Biopsies remain the standard procedure for definitive diagnosis of cancer, and millions are performed annually in the U.S., but a new AI-powered handheld imaging device developed by researchers at Rice University and The University of Texas MD Anderson Cancer Center may eventually make that procedure unnecessary in many cases.
The device, called PrecisionView, is a handheld endomicroscope that enables clinicians to visualize both subcellular structures and underlying blood vessels across large tissue areas without the need for invasive biopsies. The device resembles a thick pen, but inside is a complex imaging system that combines optics with deep-learning algorithms. The technology allows doctors to examine tissue at the cellular level while also scanning a much larger area than conventional imaging systems can manage.
“Early detection is one of the most critical factors in improving cancer outcomes, but today’s tools often force clinicians to choose between detail and coverage,” said Rebecca Richards-Kortum, the Malcolm Gillis University Professor at Rice and co-director of the Rice360 Institute for Global Health Technologies. “With PrecisionView, we no longer have to make that trade-off — we can see both clearly and in real time.” Professor Richards-Kortum holds a Ph.D. in medical physics from MIT, and leads the Richards-Kortum Optical Spectroscopy and Imaging Laboratory at Rice.
Researchers from both universities collaborated to develop PrecisionView, and revealed their findings in a research paper titled “Deep-Learning endomicroscope with large field-of-view and depth-of-field for real-time in vivo imaging of epithelial cancer hallmarks.” The paper was published in the Proceedings of the National Academy of Sciences.
Epithelial cancers are the most common type of cancer, accounting for 90% of all diagnoses, developing in the thin layer of tissue that forms the lining of the skin, internal organs, and inner passageways of the body, yet many are diagnosed at late stages in part because current diagnosis relies heavily on biopsies.
“Being able to capture both nuclear and vascular features in a single, continuous image is a major step forward, because these are the signals clinicians rely on to distinguish healthy tissue from precancerous or cancerous lesions,” said Huayu Hou, one of the paper’s authors. He is a graduate student in Richards-Kortum’s laboratory, which has a mission to develop “cost effective optical imaging and spectroscopy tools to reduce the incidence and mortality of cancer and infectious disease through early detection at the point-of-care.”
The PrecisionView system achieves this using what researchers describe as a deep learning-optimized optical design.
“Traditionally, machine learning and artificial intelligence tools are used to enhance images in terms of resolution or contrast, after the images have been acquired by conventional imaging systems,” said Ashok Veeraraghavan, chair of electrical and computer engineering at Rice and a co-author of the study. “In stark contrast, this work utilizes AI approaches to redesign the optics of a microscope,” he said. “The AI-designed optics not only improves resolution/contrast but more importantly breaks the conventional trade-off between depth of field and resolution.”

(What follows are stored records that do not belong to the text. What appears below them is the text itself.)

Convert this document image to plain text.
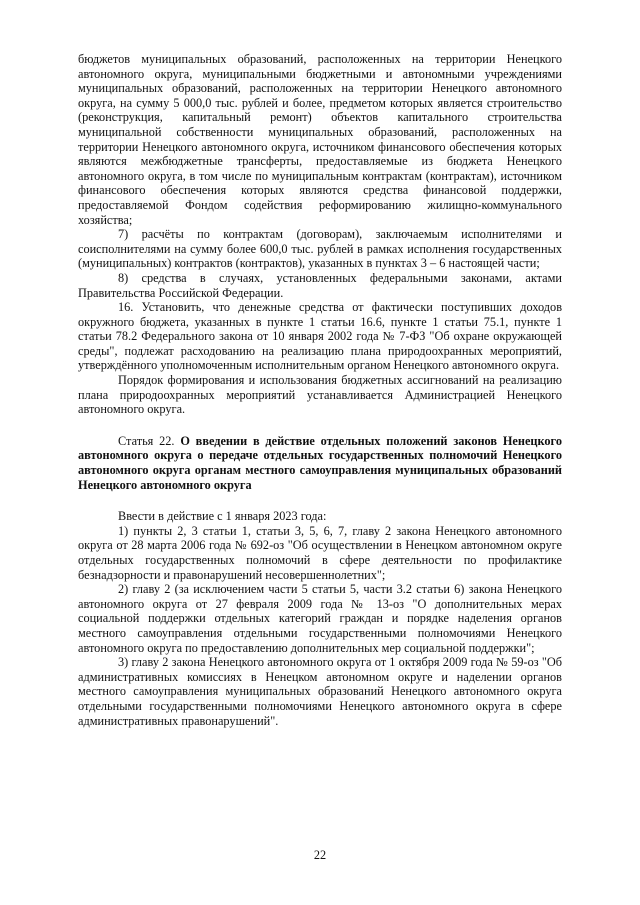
бюджетов муниципальных образований, расположенных на территории Ненецкого автономного округа, муниципальными бюджетными и автономными учреждениями муниципальных образований, расположенных на территории Ненецкого автономного округа, на сумму 5 000,0 тыс. рублей и более, предметом которых является строительство (реконструкция, капитальный ремонт) объектов капитального строительства муниципальной собственности муниципальных образований, расположенных на территории Ненецкого автономного округа, источником финансового обеспечения которых являются межбюджетные трансферты, предоставляемые из бюджета Ненецкого автономного округа, в том числе по муниципальным контрактам (контрактам), источником финансового обеспечения которых являются средства финансовой поддержки, предоставляемой Фондом содействия реформированию жилищно-коммунального хозяйства;

7) расчёты по контрактам (договорам), заключаемым исполнителями и соисполнителями на сумму более 600,0 тыс. рублей в рамках исполнения государственных (муниципальных) контрактов (контрактов), указанных в пунктах 3 – 6 настоящей части;

8) средства в случаях, установленных федеральными законами, актами Правительства Российской Федерации.

16. Установить, что денежные средства от фактически поступивших доходов окружного бюджета, указанных в пункте 1 статьи 16.6, пункте 1 статьи 75.1, пункте 1 статьи 78.2 Федерального закона от 10 января 2002 года № 7-ФЗ "Об охране окружающей среды", подлежат расходованию на реализацию плана природоохранных мероприятий, утверждённого уполномоченным исполнительным органом Ненецкого автономного округа.

Порядок формирования и использования бюджетных ассигнований на реализацию плана природоохранных мероприятий устанавливается Администрацией Ненецкого автономного округа.

Статья 22. О введении в действие отдельных положений законов Ненецкого автономного округа о передаче отдельных государственных полномочий Ненецкого автономного округа органам местного самоуправления муниципальных образований Ненецкого автономного округа

Ввести в действие с 1 января 2023 года:

1) пункты 2, 3 статьи 1, статьи 3, 5, 6, 7, главу 2 закона Ненецкого автономного округа от 28 марта 2006 года № 692-оз "Об осуществлении в Ненецком автономном округе отдельных государственных полномочий в сфере деятельности по профилактике безнадзорности и правонарушений несовершеннолетних";

2) главу 2 (за исключением части 5 статьи 5, части 3.2 статьи 6) закона Ненецкого автономного округа от 27 февраля 2009 года № 13-оз "О дополнительных мерах социальной поддержки отдельных категорий граждан и порядке наделения органов местного самоуправления отдельными государственными полномочиями Ненецкого автономного округа по предоставлению дополнительных мер социальной поддержки";

3) главу 2 закона Ненецкого автономного округа от 1 октября 2009 года № 59-оз "Об административных комиссиях в Ненецком автономном округе и наделении органов местного самоуправления муниципальных образований Ненецкого автономного округа отдельными государственными полномочиями Ненецкого автономного округа в сфере административных правонарушений".

22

Current high-resolution microscopes can easily lose focus if tissue surfaces are uneven or if the device shifts slightly in a clinician’s hand. PrecisionView’s expanded depth of field helps maintain sharp imaging even under less-than-perfect conditions.
The microscope also operates in real time, displaying reconstructed images at up to 15 frames per second. Instead of waiting days for laboratory analysis, physicians could potentially evaluate suspicious tissue during an examination.
Researchers tested the device extensively.
The system was first validated using laboratory targets, animal tissue and postmortem human breast tissue. Researchers then conducted imaging studies involving healthy volunteers and patients undergoing procedures for cervical precancer.
In one study, researchers scanned volunteers’ oral cavities, creating detailed maps of tissue structures and blood vessels across areas larger than 1 square centimeter. In another, the device successfully identified abnormal features in cervical tissue specimens containing precancerous lesions.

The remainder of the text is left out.